Many Q7 owners have found out that their Check Engine light came on because of a malfunction with the knock sensor. Luckily the light coming on seems to be the extent of the malfunction in most cases.

A knock sensor malfunction leads to poor acceleration and engine damage. The 2007 to 2012 Audi Q7 seems to have suffered the most from the sensor malfunction.

To fix the problem, a new knock sensor installation, along with the bracket that holds the sensor in place, is the way to go. To prevent further issues, also protect the sensor with heat shielding.

Worn Constant Velocity (CV) Boots

Owners report CV problems in Q7s, but the CV is not the most common problem. The issue exists nonetheless.

The CV boot holds the grease for the axle joint to assure proper lubrication and constant velocity.

When the problem does occur, Q7 owners have seen the CV boot crack and rip open, sending debris into the axle joint. The whole powertrain suffers as a result.

As long as the terrain the vehicle goes over is not too rough, CV boots should last the duration of the vehicle’s life. A visual inspection is easy by inspecting the axle. Listen for clicking noises while turning and look for faulty clamps, ripped rubber, and leaking grease.

If any of these problems occur, the only fix is to replace a CV boot. The cost is not too high.

Squeaky Brakes

Squeaky brakes do not amount to faulty brakes, but they are annoying. While some people might refer to an annoying sound as a first-world problem, an expensive Audi should not go around squeaking nonetheless.

The squeaking issue happens at any speed, and Audi’s response is, “we’re looking into it.” The 2017 Q7 is the most notorious for having squeaky brakes and led to owners suing Audi. Audi doubled down and claimed the brakes still work, so they do not suffer from a defect. 

Audi decided to settle but tried to save some face by still insisting the Q7 was not defective. As a result of the lawsuit, Audi went as far as to change the Terms of Service so that one of the common problems has to arise within the first 50,000 miles or four years, whichever comes first.

Fifty thousand miles is not much, and many car owners start having common problems after that mark.
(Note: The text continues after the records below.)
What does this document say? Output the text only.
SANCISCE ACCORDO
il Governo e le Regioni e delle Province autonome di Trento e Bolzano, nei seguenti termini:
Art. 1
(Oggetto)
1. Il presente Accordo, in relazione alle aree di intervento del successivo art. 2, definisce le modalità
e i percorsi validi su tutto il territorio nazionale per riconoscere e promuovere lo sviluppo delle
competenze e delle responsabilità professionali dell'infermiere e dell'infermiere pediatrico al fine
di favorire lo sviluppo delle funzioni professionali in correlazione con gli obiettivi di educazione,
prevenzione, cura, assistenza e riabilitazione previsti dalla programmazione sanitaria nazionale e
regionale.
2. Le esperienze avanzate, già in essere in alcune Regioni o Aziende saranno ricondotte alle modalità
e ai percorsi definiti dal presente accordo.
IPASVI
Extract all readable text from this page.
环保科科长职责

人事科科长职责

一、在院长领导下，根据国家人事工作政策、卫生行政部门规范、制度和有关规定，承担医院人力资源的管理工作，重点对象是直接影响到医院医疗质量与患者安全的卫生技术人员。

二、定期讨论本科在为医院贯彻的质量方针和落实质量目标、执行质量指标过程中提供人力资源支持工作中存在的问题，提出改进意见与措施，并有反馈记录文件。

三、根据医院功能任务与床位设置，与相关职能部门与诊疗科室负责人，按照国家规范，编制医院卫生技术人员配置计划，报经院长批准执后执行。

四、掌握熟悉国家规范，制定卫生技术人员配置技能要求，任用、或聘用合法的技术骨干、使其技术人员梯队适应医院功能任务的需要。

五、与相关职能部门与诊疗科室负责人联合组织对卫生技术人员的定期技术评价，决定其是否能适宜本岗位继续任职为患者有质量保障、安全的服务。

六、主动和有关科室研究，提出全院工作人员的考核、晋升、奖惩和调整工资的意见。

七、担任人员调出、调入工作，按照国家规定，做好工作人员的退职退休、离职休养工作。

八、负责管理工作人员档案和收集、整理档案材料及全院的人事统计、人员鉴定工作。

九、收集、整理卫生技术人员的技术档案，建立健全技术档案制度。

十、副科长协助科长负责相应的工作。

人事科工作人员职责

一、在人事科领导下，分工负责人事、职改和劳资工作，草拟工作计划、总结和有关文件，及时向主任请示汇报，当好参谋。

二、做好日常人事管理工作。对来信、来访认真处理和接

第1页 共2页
If the defect arises in time, Audi has learned to install an extra spring to each caliper after replacing the brake pads.

What Goes Wrong with Audi Q7?

Is the Q7 Worth Buying?

While the Audi Q7 has not had all good years, the SUV has not had all bad years either. I think this SUV works for people who do not need true SUV power, like other brands offer, and can handle the cost of repairs. 

For people who need performance and reliability, the Q7 is not a good choice.

How Has Audi Weathered the Storm?

Not well, unfortunately. At times Audi has taken stances such as they did with the squeaky brakes and claimed a problem is not a real problem because, technically, the parts work.

Customers pay hard-earned money for an expensive product. Telling them that they have the wrong opinion about a problem and should look at the issue from another point of view does not win people over.